Prayer of the Day: Stir up your power, Lord Christ, and come. By your merciful protection waken us to the threatening dangers of our sins, and keep us blameless until the coming of your new day, for you live and reign with the Father and the Holy Spirit, one God, now and forever.

“Beware, keep alert; for you do not know when the time will come.” Mark 13:33.

Rev. Kyle Childress, a pastor and teacher I greatly admire, grew up and ministered most of his life in the state of Texas. He tells a story about an old rancher whose face was permanently sunburned and lined from decades of living outside. He had developed a “perpetual squint,” so that, daylight or dark, indoors or out, he always looked like he was squinting, looking across some pasture for a stray cow in the face of glaring sun and blowing wind. Squinting, looking into the distance for so many years had shaped his face. Indeed, it had shaped the way he looked at everything.

Pastor Childress goes on to reflect on how we are shaped by where our gaze is fixed and how the course of our lives is determined by who and by what we love, hope for and expect. Seems to me that is a good thought with which to start the new church year. It is a great parable through which to view the season of Advent. Truth is, we are shaped by our longings and what we desire determines how we live and how we treat each other.

In our gospel lesson for this Sunday, Jesus encourages his disciples to keep their gaze, their perpetual squint, on his coming.

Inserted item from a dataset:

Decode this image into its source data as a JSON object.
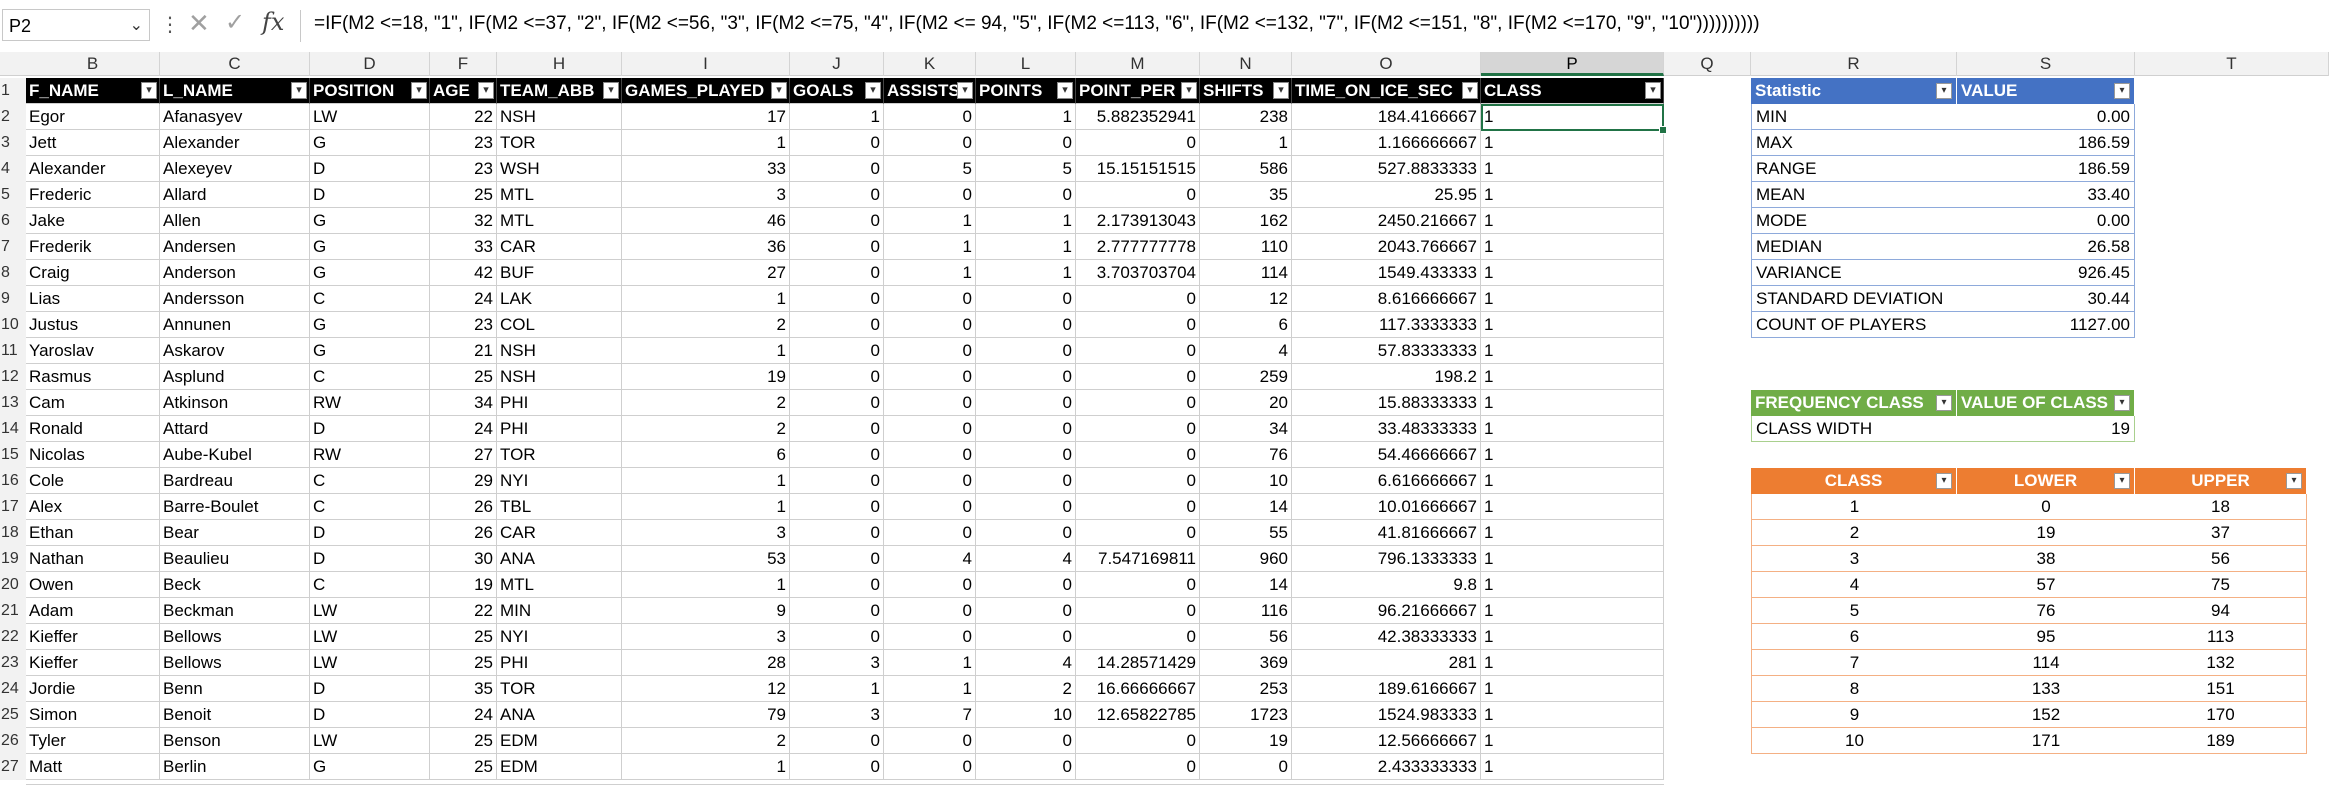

That is easier said than done. There is plenty out there to distract us. There will be wars and rumors of war, says Jesus, earthquakes and famines. Mark 13:8. Of course, we don’t need Jesus to tell us that. But then Jesus goes on to tell us about things we have not yet experienced; things that are not simply part and parcel of human history. The sun will cease to give its light. The moon will turn dark. The stars will fall from the sky. All those things we thought where constant; all those things we imagined would never change suddenly do. And then, they will see the Son of man coming in the clouds with great power and glory.

The Greek word “erchomi” that we translate as “coming” frequently means rather “to appear.” So we might better translate this verse “then they will see the Son of Man ‘appearing’ in the clouds.” That is an important distinction because it is not as though Jesus left us alone two millennia ago only to return at some point in the distant future. He is here now. He has always been here for eyes that can see him; for eyes that have been trained to search for signs of his appearing and the unfolding of God’s reign. For those whose perpetual squint is formed by Jesus and the reign of God he promises, those signs are everywhere.

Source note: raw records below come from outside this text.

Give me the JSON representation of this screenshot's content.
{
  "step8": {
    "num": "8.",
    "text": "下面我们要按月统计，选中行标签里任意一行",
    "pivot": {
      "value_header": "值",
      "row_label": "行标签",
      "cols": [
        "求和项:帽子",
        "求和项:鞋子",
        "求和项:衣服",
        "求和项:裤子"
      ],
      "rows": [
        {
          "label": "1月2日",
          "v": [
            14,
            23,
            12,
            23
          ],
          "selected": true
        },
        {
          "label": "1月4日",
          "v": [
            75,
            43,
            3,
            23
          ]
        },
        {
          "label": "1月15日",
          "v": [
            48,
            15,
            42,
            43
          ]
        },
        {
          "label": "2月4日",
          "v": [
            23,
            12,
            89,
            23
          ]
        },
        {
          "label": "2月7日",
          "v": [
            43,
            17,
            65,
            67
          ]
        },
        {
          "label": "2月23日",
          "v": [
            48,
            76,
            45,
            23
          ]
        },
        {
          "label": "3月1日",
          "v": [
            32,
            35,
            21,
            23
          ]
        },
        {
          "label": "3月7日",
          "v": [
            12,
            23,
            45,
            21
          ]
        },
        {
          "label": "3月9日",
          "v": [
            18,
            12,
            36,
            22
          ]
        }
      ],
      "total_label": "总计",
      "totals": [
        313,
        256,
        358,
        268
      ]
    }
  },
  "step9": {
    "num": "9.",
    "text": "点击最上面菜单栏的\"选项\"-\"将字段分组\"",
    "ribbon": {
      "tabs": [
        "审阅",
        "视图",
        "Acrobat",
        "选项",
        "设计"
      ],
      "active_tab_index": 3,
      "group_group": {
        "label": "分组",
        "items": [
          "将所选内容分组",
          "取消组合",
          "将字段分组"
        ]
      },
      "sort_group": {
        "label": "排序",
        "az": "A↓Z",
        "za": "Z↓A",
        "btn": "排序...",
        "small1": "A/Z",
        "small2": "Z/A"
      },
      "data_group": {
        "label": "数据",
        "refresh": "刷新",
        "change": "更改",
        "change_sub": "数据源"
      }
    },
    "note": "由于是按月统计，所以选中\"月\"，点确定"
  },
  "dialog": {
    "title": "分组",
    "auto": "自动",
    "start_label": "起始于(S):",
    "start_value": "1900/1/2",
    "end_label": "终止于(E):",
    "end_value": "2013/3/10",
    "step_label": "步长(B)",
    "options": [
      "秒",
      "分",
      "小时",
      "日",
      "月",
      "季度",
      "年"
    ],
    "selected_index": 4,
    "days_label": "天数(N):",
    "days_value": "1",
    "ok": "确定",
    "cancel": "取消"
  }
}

On election day in Warren, Michigan a group of Donald Trump supporters and backers of Joe Biden started shouting slogans and insults at each other through bullhorns-a none too common occurrence. But then Matthew Woods, a 59-year-old Trump supporter and travelling musician, challenged the Biden supporters to a “sing off.” The opposing groups soon started singing together and even posed for photos. “We shook hands, hugged each other and apologized for saying bad words to one another,” Wood said. “’Let’s forget about politics. Let’s hug each other and be friends.’” Harmony: Opposing “Trump and Biden groups make music together,” CityNews, November 3, 2020.

Like the tender shoots of the fig tree, this fragile moment, during which two groups of bitterly opposed people were able to see through the hateful rhetoric, stereotypical thinking and rigid ideology dividing them to their common humanity, gives us a glimpse, however fleeting, into what God desires and promises for all people. Disciples understand that moments of compassion and reconciliation like these are not just islands of tenderness in an ocean of hatred and indifference. They are God’s future pressing in upon our present. They remind us that the grip of evil is not unbreakable. They are a foretaste of God’s salvation poised to break over all creation like a cosmic tsunami.

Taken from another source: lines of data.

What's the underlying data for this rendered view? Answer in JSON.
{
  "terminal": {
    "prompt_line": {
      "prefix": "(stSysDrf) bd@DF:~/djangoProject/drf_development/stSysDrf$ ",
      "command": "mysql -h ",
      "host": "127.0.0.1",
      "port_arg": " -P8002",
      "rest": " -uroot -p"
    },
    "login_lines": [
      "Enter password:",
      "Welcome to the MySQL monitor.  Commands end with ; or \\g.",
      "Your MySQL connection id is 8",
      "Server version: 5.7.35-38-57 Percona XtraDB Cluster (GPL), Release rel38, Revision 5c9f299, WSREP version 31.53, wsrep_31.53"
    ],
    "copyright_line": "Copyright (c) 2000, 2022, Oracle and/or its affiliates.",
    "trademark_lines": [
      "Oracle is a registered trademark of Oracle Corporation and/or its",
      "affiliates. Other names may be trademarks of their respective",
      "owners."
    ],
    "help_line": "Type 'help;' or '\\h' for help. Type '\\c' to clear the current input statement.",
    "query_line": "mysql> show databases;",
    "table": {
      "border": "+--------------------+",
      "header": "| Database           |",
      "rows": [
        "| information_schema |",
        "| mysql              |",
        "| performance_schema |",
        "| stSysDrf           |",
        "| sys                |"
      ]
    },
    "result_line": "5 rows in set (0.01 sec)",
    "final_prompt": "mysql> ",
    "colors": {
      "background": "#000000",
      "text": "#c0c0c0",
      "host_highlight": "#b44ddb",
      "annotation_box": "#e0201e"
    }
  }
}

Nevertheless, disciples of Jesus also understand that the reign of God does not come without struggle, suffering and loss. The cross is the shape of God’s reign as it takes hold of a world in bondage to sin. Thus, Jesus warns us not to be led astray by promises that the end is at hand when, in fact, there remains much work to do. Mark 13:5-7. Discipleship requires that we recognize the evils of systemic racism, economic injustice and entrenched patriarchy and know that baptism into Christ Jesus is a call to struggle against these and all other powers of sin, death and the devil. We would be naïve to expect this struggle to be short lived. We would be foolish to believe God’s reign will come without suffering, sacrifice and loss. But Jesus would have us know that, even in this, we are witnessing not merely the death throws of the old creation, but the birth pangs of the new.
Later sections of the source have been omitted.